Where Resurrections maybe doesn’t shine incredibly is in its action, which is fine and functional; fun but not game-changing. Which in fairness is a once-in-a-generation thing for an action movie to be. The wire-work and martial arts choreo on display here gives a little more weight than some of its contemporaries, but there’s more close ups and quick cuts than you would like, and a smaller scope for the shoot outs and explosions. That is partly by design though, as this story on a functional level is just less interested in apocalyptic stakes and epic violence. As the set pieces progress and the lore and reveals keep dropping, you realise what’s really going on here. It’s a heist movie about sneaking into blockbuster nostalgia-bait and getting out with a romance for adults before anyone knows what happened. Keanu and Carrie-Ann as the 50-something old flames circling back to each other amid all the noise. In the best way possible, Resurrections is sci-fi by way of Nancy Meyers, bad marriages and coffee dates, but with robots and simulations. When you want to tell this kind of story but everything has to be old IP, well, Something’s Gotta Give.

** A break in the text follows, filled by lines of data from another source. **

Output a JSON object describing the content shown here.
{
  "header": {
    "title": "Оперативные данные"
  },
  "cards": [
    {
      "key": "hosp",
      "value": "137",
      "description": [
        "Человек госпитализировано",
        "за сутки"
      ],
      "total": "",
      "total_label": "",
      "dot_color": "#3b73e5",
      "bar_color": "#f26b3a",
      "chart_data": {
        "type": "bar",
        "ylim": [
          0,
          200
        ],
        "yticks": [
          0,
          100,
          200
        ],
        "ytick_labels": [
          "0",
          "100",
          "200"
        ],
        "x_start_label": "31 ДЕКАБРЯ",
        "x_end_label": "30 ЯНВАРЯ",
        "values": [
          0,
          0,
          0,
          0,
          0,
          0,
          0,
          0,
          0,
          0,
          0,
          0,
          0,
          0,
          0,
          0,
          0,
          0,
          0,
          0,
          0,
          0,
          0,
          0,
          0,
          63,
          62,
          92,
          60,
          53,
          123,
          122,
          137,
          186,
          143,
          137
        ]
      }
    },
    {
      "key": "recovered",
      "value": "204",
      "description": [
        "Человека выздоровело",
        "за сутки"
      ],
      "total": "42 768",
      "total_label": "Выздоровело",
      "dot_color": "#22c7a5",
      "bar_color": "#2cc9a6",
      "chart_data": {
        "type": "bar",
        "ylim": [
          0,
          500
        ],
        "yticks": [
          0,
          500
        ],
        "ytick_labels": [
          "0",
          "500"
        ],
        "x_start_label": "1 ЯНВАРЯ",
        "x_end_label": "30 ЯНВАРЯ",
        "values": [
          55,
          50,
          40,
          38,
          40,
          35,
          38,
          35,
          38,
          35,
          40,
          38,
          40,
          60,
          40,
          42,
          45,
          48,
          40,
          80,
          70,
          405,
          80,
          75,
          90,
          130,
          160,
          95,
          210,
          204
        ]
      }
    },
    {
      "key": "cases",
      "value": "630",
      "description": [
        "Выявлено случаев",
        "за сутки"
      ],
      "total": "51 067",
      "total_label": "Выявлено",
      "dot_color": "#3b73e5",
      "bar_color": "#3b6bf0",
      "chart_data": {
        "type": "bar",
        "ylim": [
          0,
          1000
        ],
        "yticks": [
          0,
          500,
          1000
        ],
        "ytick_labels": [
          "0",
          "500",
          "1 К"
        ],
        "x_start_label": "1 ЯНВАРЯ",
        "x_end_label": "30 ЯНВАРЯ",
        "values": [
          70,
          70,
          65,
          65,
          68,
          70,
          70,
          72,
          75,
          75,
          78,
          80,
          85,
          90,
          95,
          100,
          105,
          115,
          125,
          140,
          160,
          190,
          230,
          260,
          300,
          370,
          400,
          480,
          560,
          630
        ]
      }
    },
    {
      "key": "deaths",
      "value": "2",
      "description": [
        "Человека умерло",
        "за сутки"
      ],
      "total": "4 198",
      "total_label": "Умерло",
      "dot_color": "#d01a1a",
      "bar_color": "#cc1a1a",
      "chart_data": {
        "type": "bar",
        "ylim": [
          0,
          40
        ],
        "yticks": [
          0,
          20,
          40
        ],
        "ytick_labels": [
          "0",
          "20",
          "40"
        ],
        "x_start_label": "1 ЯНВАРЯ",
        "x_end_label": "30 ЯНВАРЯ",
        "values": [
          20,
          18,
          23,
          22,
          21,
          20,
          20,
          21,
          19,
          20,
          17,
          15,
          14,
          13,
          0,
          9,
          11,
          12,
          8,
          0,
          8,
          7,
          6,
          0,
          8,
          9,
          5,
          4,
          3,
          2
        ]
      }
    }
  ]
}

That certainly won’t work for everyone, but it’s an empathetic, emotionally engaged, exciting vision, and that’s no guarantee in today’s cinematic landscape of recognise-a-mole. With two leads fitting snugly back into the old leather,  a fun supporting cast and a genuine creative drive to find a reason for this resurrection, what unfurls is something that doesn’t just want to mine the same content for money (it does want to ALSO do that certainly), but sift through that world, which could be confining, to find a more meaningful escape. Optimistic, electric, romantic, Matrix Resurrections sees a world cleaner, more sanitised and safe, that’s harder than ever to escape and cracks its code wide open. It’s Matrix 4, familiar, but new, comforting, but not giving you everything you want or expect – a better choice than binary.